I admit I’m not suspicious of each merge I carry out. I’ve constructed up belief over time in datasets that I’ve labored with beforehand. Even so, my capacity to make errors is the same as yours, and even with reliable datasets, I can introduce issues lengthy earlier than I get to the merge. It is advisable to rigorously contemplate the implications of a mistake. I have no idea anybody who performs merges who has not carried out a merge gone dangerous. The query is whether or not she or he detected it. I hope so.

Merging knowledge, half 1: Merges gone dangerous

Related Articles

Planet 9 thriller deepens as new discovery challenges hidden planet concept

Lastly the Steady Diff-in-Diff Estimator Reveals Up!

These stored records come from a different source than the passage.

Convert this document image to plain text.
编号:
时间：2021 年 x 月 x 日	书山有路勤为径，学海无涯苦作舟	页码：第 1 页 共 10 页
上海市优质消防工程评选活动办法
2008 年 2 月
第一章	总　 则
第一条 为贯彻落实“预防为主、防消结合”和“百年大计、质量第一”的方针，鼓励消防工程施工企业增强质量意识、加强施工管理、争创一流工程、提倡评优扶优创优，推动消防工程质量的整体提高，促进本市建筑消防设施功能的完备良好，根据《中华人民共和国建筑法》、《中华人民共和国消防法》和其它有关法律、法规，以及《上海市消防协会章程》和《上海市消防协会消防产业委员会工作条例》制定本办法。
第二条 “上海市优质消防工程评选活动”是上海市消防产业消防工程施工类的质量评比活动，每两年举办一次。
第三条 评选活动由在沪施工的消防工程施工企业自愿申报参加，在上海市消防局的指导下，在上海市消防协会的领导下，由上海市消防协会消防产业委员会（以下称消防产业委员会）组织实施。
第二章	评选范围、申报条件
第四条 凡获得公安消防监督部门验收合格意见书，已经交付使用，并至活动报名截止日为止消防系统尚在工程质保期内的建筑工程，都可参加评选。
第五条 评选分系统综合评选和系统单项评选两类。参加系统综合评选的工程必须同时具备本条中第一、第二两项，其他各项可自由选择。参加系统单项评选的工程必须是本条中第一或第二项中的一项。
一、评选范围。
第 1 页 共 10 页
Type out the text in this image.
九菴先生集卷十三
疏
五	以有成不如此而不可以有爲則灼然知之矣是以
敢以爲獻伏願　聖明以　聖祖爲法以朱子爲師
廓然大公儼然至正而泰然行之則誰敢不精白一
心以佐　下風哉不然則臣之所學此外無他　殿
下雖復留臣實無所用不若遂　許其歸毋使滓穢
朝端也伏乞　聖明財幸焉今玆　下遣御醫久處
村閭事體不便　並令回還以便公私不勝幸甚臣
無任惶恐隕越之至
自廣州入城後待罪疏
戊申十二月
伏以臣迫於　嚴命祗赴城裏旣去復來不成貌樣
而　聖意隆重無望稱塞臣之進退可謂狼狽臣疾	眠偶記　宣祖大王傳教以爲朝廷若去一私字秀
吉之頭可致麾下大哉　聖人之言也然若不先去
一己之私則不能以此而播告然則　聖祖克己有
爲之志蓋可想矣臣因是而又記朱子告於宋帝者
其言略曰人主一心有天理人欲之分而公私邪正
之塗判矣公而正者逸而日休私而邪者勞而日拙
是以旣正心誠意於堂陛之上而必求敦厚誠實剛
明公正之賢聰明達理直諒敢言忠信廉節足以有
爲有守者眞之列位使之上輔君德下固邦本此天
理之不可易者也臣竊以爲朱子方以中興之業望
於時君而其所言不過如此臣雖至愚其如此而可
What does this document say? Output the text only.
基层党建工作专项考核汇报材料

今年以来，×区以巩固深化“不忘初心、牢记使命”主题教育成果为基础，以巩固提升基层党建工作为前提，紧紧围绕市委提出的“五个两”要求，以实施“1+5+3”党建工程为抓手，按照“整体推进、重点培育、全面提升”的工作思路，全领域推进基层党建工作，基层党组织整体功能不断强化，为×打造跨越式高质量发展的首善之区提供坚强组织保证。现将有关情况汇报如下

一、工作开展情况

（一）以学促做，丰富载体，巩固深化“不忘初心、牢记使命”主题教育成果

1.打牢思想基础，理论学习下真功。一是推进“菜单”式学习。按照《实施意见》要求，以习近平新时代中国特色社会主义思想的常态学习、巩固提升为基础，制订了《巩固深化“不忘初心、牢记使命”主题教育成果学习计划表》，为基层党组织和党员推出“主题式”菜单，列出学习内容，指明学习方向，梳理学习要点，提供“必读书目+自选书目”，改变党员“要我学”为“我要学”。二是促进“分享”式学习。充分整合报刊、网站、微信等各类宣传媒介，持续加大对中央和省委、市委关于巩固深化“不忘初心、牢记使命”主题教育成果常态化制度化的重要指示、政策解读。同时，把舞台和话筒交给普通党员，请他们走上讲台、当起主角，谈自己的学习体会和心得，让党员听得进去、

Testing Claude Fable 5: Hype or Actuality?

Latest Articles

Planet 9 thriller deepens as new discovery challenges hidden planet concept

Lastly the Steady Diff-in-Diff Estimator Reveals Up!

Testing Claude Fable 5: Hype or Actuality?

The highly effective Claude Mythos 5 makes its public launch as Fable 5

Scientists are fast-tracking 3 Ebola vaccines in hopes of shortening the outbreak — when might they be prepared?